ASIC offers mortgage fund withdrawal relief

australian securities and investments commission mortgage corporations act chairman

3 November 2008
| By Levy. Benjamin |

The Australian Securities and Investments Commission (ASIC) will provide relief from the Corporations Act for the operators of frozen mortgage trusts.

The regulator will now consider applications from operators of frozen mortgage trusts to allow withdrawals by members on hardship grounds. ASIC said the relief would only be given on a case-by-case basis for mortgage trusts.

ASIC said that in normal circumstances, once redemptions in a fund are deferred, fund operators must follow procedures set out in the Corporations Act for withdrawals, which requires that all members be treated equally.
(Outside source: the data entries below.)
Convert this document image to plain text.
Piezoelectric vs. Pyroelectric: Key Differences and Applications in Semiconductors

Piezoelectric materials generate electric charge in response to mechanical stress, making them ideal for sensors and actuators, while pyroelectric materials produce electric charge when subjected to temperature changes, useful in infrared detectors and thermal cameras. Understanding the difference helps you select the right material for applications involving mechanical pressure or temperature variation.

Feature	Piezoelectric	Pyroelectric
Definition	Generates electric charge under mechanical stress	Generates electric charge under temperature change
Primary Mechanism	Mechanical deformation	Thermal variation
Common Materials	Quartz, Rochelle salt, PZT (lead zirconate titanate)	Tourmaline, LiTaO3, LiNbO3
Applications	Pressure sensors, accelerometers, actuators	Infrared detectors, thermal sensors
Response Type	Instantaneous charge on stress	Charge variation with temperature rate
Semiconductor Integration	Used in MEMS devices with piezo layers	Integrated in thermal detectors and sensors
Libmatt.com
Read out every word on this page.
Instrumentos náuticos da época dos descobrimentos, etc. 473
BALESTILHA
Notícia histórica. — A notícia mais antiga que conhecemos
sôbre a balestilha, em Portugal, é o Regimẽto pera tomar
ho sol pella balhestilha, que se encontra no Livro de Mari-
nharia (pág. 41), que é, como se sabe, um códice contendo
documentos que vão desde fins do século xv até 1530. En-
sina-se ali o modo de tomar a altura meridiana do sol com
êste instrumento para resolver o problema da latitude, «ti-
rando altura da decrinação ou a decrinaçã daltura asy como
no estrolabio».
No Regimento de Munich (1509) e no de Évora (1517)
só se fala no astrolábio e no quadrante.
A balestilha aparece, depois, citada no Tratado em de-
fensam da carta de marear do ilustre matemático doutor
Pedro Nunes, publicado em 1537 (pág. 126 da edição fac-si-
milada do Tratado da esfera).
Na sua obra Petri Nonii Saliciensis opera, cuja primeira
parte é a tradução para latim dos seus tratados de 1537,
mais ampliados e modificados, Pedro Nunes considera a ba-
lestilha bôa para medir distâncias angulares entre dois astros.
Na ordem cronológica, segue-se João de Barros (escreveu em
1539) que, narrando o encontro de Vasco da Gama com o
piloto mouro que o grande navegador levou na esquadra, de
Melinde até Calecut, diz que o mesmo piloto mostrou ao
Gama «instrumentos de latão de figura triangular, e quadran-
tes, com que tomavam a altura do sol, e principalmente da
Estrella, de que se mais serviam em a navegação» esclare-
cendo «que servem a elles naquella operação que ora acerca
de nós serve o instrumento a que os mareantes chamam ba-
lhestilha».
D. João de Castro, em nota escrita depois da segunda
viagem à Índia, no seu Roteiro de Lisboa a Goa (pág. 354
But under the relief provisions, investors suffering hardship will be permitted to withdraw funds up to a cap of the lesser of the specific amount requested under the hardship withdrawal request or $20,000 per member, plus 50 per cent of the balance of the member’s investment in the scheme.

“This cap means that hardship members will, along with other members, continue (but on a reduced basis) to participate in the risks and rewards of these investments,” ASIC said.

ASIC said that “generally”, hardship withdrawals will only be permitted where the member can prove they are unable to meet reasonable and immediate family living expenses, they require funds on compassionate grounds — for example, for medical costs, funeral expenses, or to prevent foreclosure — or in the case of permanent incapacity.

ASIC chairman Tony D’Aloisio joined the voices of those saying that the freezing of redemptions from many mortgage trusts was in the interests of all members, and does not necessarily point to a loss of asset value, or a risk that investors will not get their money back.

“This is a prudent measure taken by trustees to better protect all members at a time when outflow from these trusts has increased,” D’Aloisio said.